2024 marca os 50 anos do primeiro bloco afro do Brasil. 50 anos de história, de luta para recuperar a potência africana aos olhos dos brasileiros,  incorporando os saberes do Berço da Humanidade em práticas educativas, políticas, de reforço da auto estima e da religiosidade negra.

O que este artigo responde: O que significa Ilê Aiyê? Qual é o primeiro bloco afro do Brasil? Onde nasce o Ilê Ayê? Quem fundou o primeiro bloco afro do Brasil?
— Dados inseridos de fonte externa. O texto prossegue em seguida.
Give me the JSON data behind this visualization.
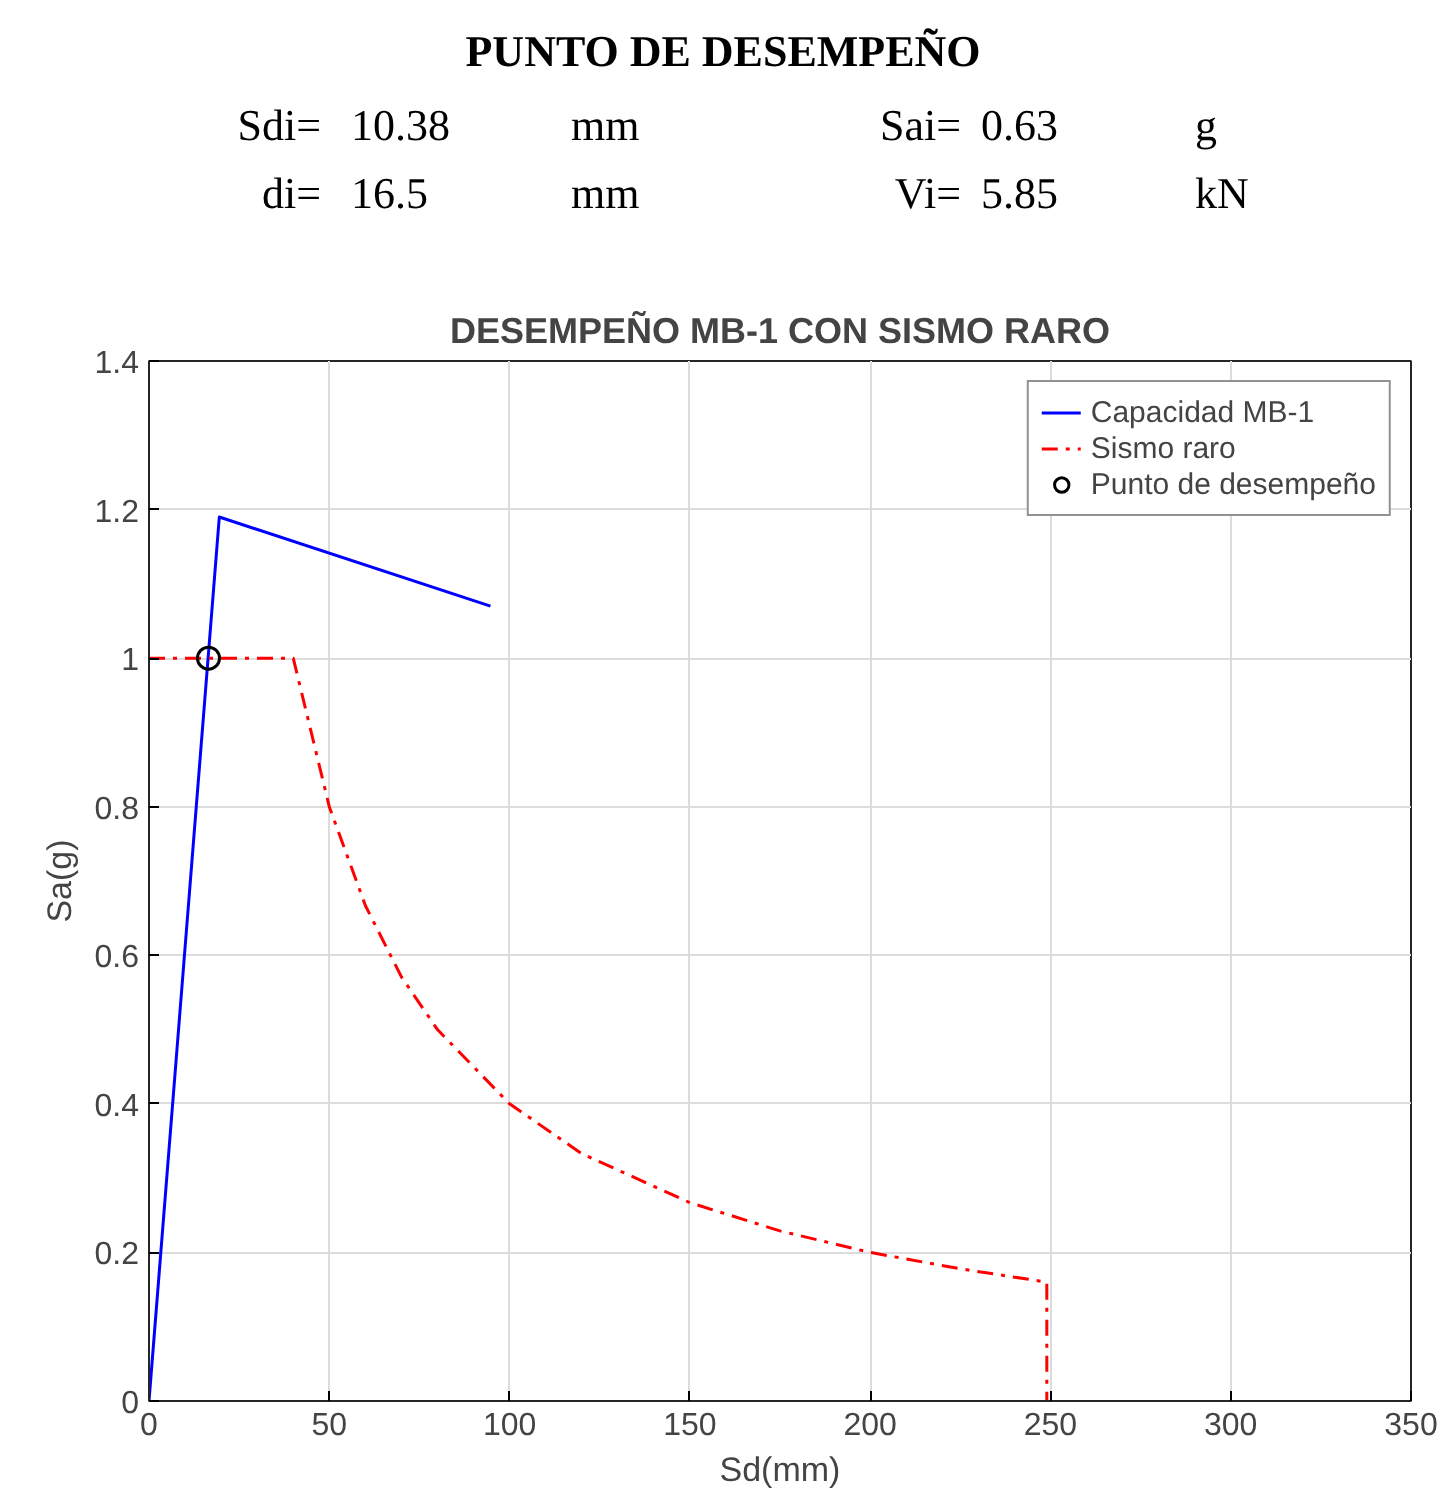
{
  "chart_data": {
    "type": "line",
    "title": "DESEMPEÑO MB-1 CON SISMO RARO",
    "xlabel": "Sd(mm)",
    "ylabel": "Sa(g)",
    "annotations": [
      "PUNTO DE DESEMPEÑO",
      "Sdi=",
      "10.38",
      "mm",
      "Sai=",
      "0.63",
      "g",
      "di=",
      "16.5",
      "mm",
      "Vi=",
      "5.85",
      "kN"
    ],
    "series": [
      {
        "name": "Capacidad MB-1",
        "color": "#0000ff",
        "type": "line",
        "line_style": "solid",
        "x": [
          0,
          19.5,
          94.7
        ],
        "values": [
          0,
          1.19,
          1.07
        ]
      },
      {
        "name": "Sismo raro",
        "color": "#ff0000",
        "type": "line",
        "line_style": "dashdot",
        "x": [
          0,
          40,
          50,
          60,
          70,
          80,
          100,
          120,
          150,
          175,
          200,
          225,
          249,
          249
        ],
        "values": [
          1,
          1,
          0.8,
          0.667,
          0.571,
          0.5,
          0.4,
          0.333,
          0.267,
          0.229,
          0.2,
          0.178,
          0.16,
          0
        ]
      },
      {
        "name": "Punto de desempeño",
        "color": "#000000",
        "type": "scatter",
        "marker": "circle",
        "x": [
          16.5
        ],
        "values": [
          1
        ]
      }
    ],
    "xlim": [
      0,
      350
    ],
    "ylim": [
      0,
      1.4
    ],
    "xticks": [
      0,
      50,
      100,
      150,
      200,
      250,
      300,
      350
    ],
    "yticks": [
      0,
      0.2,
      0.4,
      0.6,
      0.8,
      1,
      1.2,
      1.4
    ],
    "grid": true,
    "legend": "top right"
  }
}
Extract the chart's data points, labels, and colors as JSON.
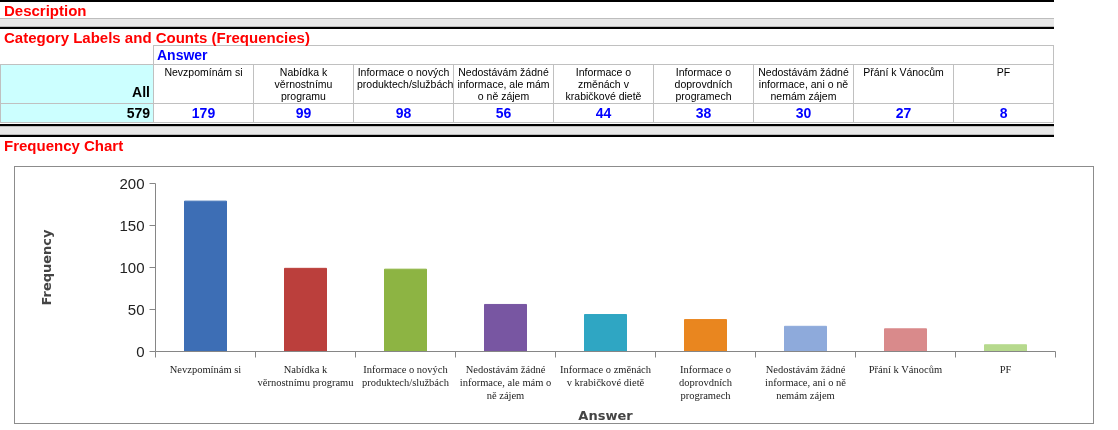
{
  "chart_data": {
    "type": "bar",
    "title": "Frequency Chart",
    "xlabel": "Answer",
    "ylabel": "Frequency",
    "annotations": [
      "Description",
      "Category Labels and Counts (Frequencies)",
      "All",
      "579"
    ],
    "categories": [
      "Nevzpomínám si",
      "Nabídka k věrnostnímu programu",
      "Informace o nových produktech/službách",
      "Nedostávám žádné informace, ale mám o ně zájem",
      "Informace o změnách v krabičkové dietě",
      "Informace o doprovdních programech",
      "Nedostávám žádné informace, ani o ně nemám zájem",
      "Přání k Vánocům",
      "PF"
    ],
    "values": [
      179,
      99,
      98,
      56,
      44,
      38,
      30,
      27,
      8
    ],
    "colors": [
      "#3d6eb5",
      "#bb3f3c",
      "#8db443",
      "#7856a2",
      "#2fa6c3",
      "#e9861f",
      "#8eaadb",
      "#d98a8b",
      "#b6d98d"
    ],
    "ylim": [
      0,
      200
    ],
    "yticks": [
      0,
      50,
      100,
      150,
      200
    ],
    "grid": false,
    "data_labels": true
  }
}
Ilê Aiyê tem a ver com orixás? Qual a importância do Ilê Ayê para o povo negro? Qual a relação do Ilê Ayê com os terreiros de candomblé? Como surge a ideia de criar o Ilê Ayê²? O que é a Noite da Beleza Negra? Qual a influência do Ilê Ayê na vida do povo baiano? O que caracteriza o ritmo samba afro?

Ilê Aiyê
Imagem: André Frutuoso/Divulgação

A África é o Berço da Humanidade.

O Ilê Aiyê – em iorubá, Mundo Negro, Casa de Negro, Casa da Terra – resgata esta verdade

O Ilê Aiyê é o primeiro bloco afro do Brasil e se consolida em território nacional como expressão cultural do carnaval de Salvador, embora sua existência represente muito mais que quatro, cinco dias de folia. 
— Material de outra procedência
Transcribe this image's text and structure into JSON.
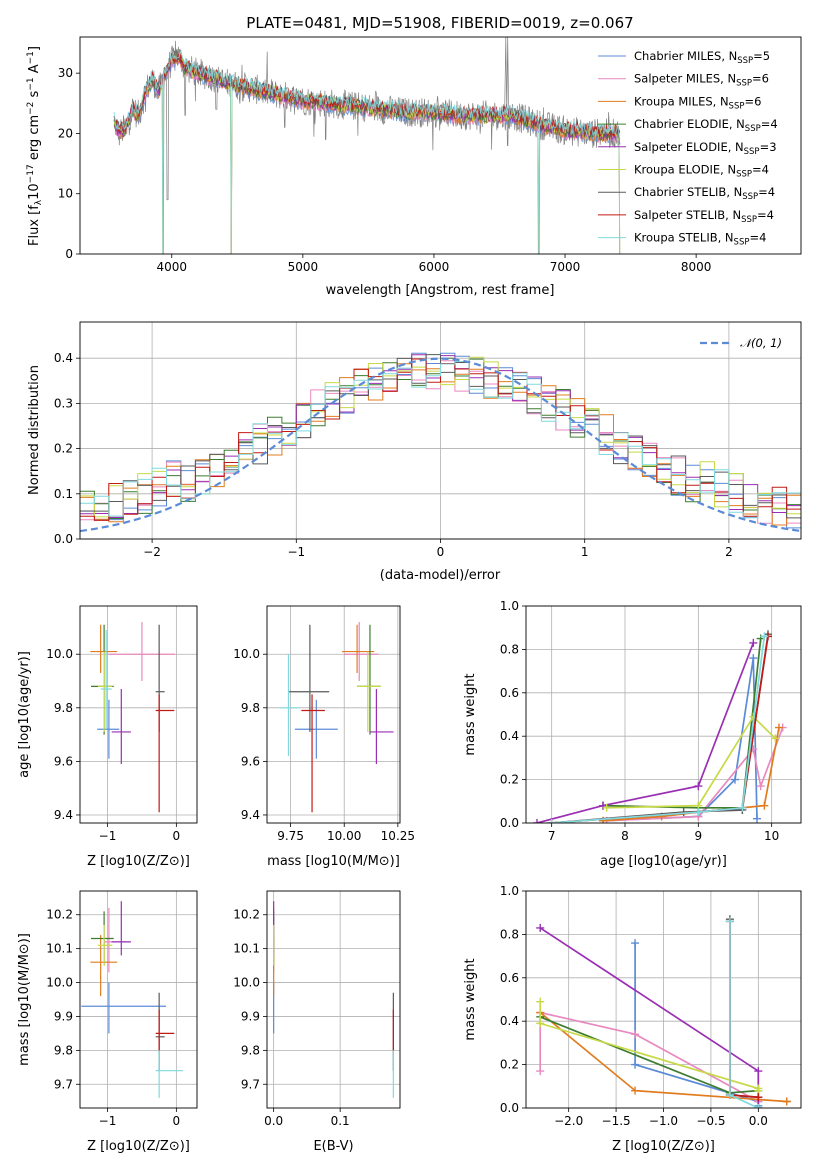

Ilê Aiyê é Política Negra!

Inspirado pelas lutas por direitos civis nos Estados Unidos, pela ação dos Panteras Negras, pelo líder Malcom X e pelas guerras de libertação contra o colonialismo na África, o Ilê é uma resposta histórica à segregação de negros do carnaval baiano.

O começo

Entre a sua fundação em 1º novembro de 1974 e o desfile no carnaval de 1975, houve resistência à ideia de Antonio Carlos dos Santos, o “Vovô”, Apolônio de Jesus e outros moradores do entorno da ladeira do Curuzu, no bairro da Liberdade, de formar um bloco de carnaval só de negros e, ainda por cima, chamado “Poder Negro”
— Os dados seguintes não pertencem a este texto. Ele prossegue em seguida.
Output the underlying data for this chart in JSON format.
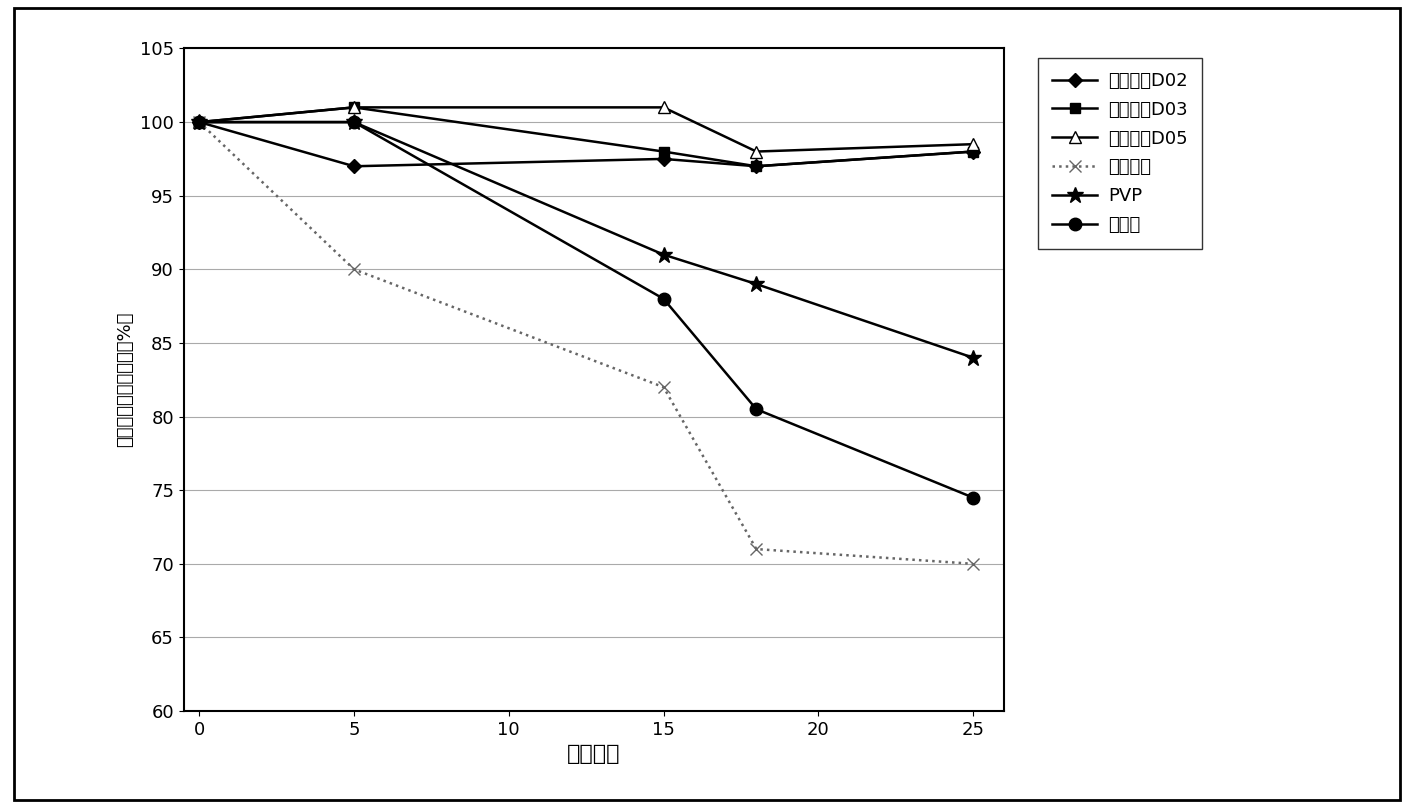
{
  "x": [
    0,
    5,
    15,
    18,
    25
  ],
  "series": [
    {
      "label": "利匯德尔D02",
      "values": [
        100,
        97,
        97.5,
        97,
        98
      ],
      "marker": "D",
      "linestyle": "-",
      "color": "#000000",
      "markersize": 7,
      "markerfacecolor": "#000000"
    },
    {
      "label": "利匯德尔D03",
      "values": [
        100,
        101,
        98,
        97,
        98
      ],
      "marker": "s",
      "linestyle": "-",
      "color": "#000000",
      "markersize": 7,
      "markerfacecolor": "#000000"
    },
    {
      "label": "利匯德尔D05",
      "values": [
        100,
        101,
        101,
        98,
        98.5
      ],
      "marker": "^",
      "linestyle": "-",
      "color": "#000000",
      "markersize": 8,
      "markerfacecolor": "white"
    },
    {
      "label": "支链淠粉",
      "values": [
        100,
        90,
        82,
        71,
        70
      ],
      "marker": "x",
      "linestyle": ":",
      "color": "#666666",
      "markersize": 8,
      "markerfacecolor": "#666666"
    },
    {
      "label": "PVP",
      "values": [
        100,
        100,
        91,
        89,
        84
      ],
      "marker": "*",
      "linestyle": "-",
      "color": "#000000",
      "markersize": 12,
      "markerfacecolor": "#000000"
    },
    {
      "label": "葡聚糖",
      "values": [
        100,
        100,
        88,
        80.5,
        74.5
      ],
      "marker": "o",
      "linestyle": "-",
      "color": "#000000",
      "markersize": 9,
      "markerfacecolor": "#000000"
    }
  ],
  "xlabel": "经过天数",
  "ylabel": "相对于初始値的变化（%）",
  "ylim": [
    60,
    105
  ],
  "xlim": [
    -0.5,
    26
  ],
  "yticks": [
    60,
    65,
    70,
    75,
    80,
    85,
    90,
    95,
    100,
    105
  ],
  "xticks": [
    0,
    5,
    10,
    15,
    20,
    25
  ],
  "background_color": "#ffffff",
  "grid": true,
  "outer_border": true
}
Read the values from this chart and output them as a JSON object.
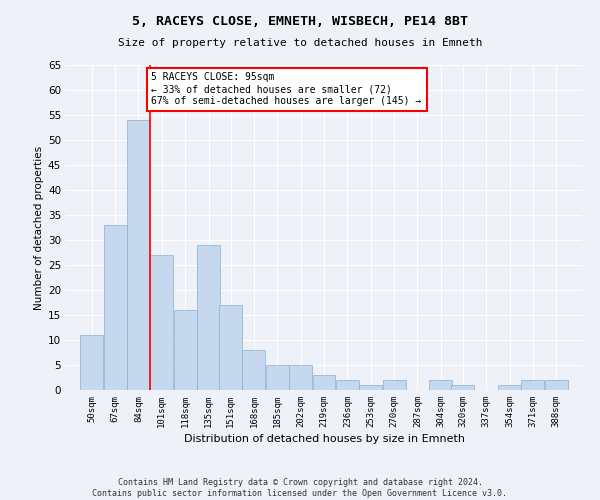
{
  "title": "5, RACEYS CLOSE, EMNETH, WISBECH, PE14 8BT",
  "subtitle": "Size of property relative to detached houses in Emneth",
  "xlabel": "Distribution of detached houses by size in Emneth",
  "ylabel": "Number of detached properties",
  "bar_color": "#c5d8ed",
  "bar_edge_color": "#8ab0d0",
  "background_color": "#eef2f8",
  "grid_color": "#ffffff",
  "annotation_text": "5 RACEYS CLOSE: 95sqm\n← 33% of detached houses are smaller (72)\n67% of semi-detached houses are larger (145) →",
  "annotation_box_color": "white",
  "annotation_box_edge_color": "red",
  "vline_color": "red",
  "footer_line1": "Contains HM Land Registry data © Crown copyright and database right 2024.",
  "footer_line2": "Contains public sector information licensed under the Open Government Licence v3.0.",
  "categories": [
    "50sqm",
    "67sqm",
    "84sqm",
    "101sqm",
    "118sqm",
    "135sqm",
    "151sqm",
    "168sqm",
    "185sqm",
    "202sqm",
    "219sqm",
    "236sqm",
    "253sqm",
    "270sqm",
    "287sqm",
    "304sqm",
    "320sqm",
    "337sqm",
    "354sqm",
    "371sqm",
    "388sqm"
  ],
  "bin_edges": [
    50,
    67,
    84,
    101,
    118,
    135,
    151,
    168,
    185,
    202,
    219,
    236,
    253,
    270,
    287,
    304,
    320,
    337,
    354,
    371,
    388
  ],
  "values": [
    11,
    33,
    54,
    27,
    16,
    29,
    17,
    8,
    5,
    5,
    3,
    2,
    1,
    2,
    0,
    2,
    1,
    0,
    1,
    2,
    2
  ],
  "ylim": [
    0,
    65
  ],
  "yticks": [
    0,
    5,
    10,
    15,
    20,
    25,
    30,
    35,
    40,
    45,
    50,
    55,
    60,
    65
  ],
  "vline_bin_index": 2,
  "figsize": [
    6.0,
    5.0
  ],
  "dpi": 100
}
A Polícia Federal da Bahia disse “não”

A justificativa?

Conotações negativas e “alienígenas”?!?!?!

Mas os orixás sabiam que isso aconteceria e, não por acaso, Mãe Hilda o batizou como  Ilê Ayê, indicando que o bloco era uma “extensão” do terreiro de candomblé Ilê Axé Jitolu!

E foram cem os primeiros foliões negros – incluindo 15 instrumentistas -, que com cartazes, adereços e cabelos trançados, black power e rastafri saíram pelas ruas do bairro, sob a vigilância da Polícia Federal, cantando:

“Que Bloco é esse? Ilê Ayê

Eu quero saber… Ilê Ayê 

É o mundo negro, que viemos cantar para você…”

Mas a música de Paulinho Camafeu, Que Bloco É Esse, não parava por aí… e, na batida dos tambores, os foliões caprichavam na interpretação dos versos:

 “Branco, se você soubesse, o valor que preto tem

Tu tomava banho de piche, ficava preto também…

Eu não lhe ensino minha malandragem

Nem tampouco a minha filosofia, não

Quem dá luz a cego é bengala branca e santa luzia…”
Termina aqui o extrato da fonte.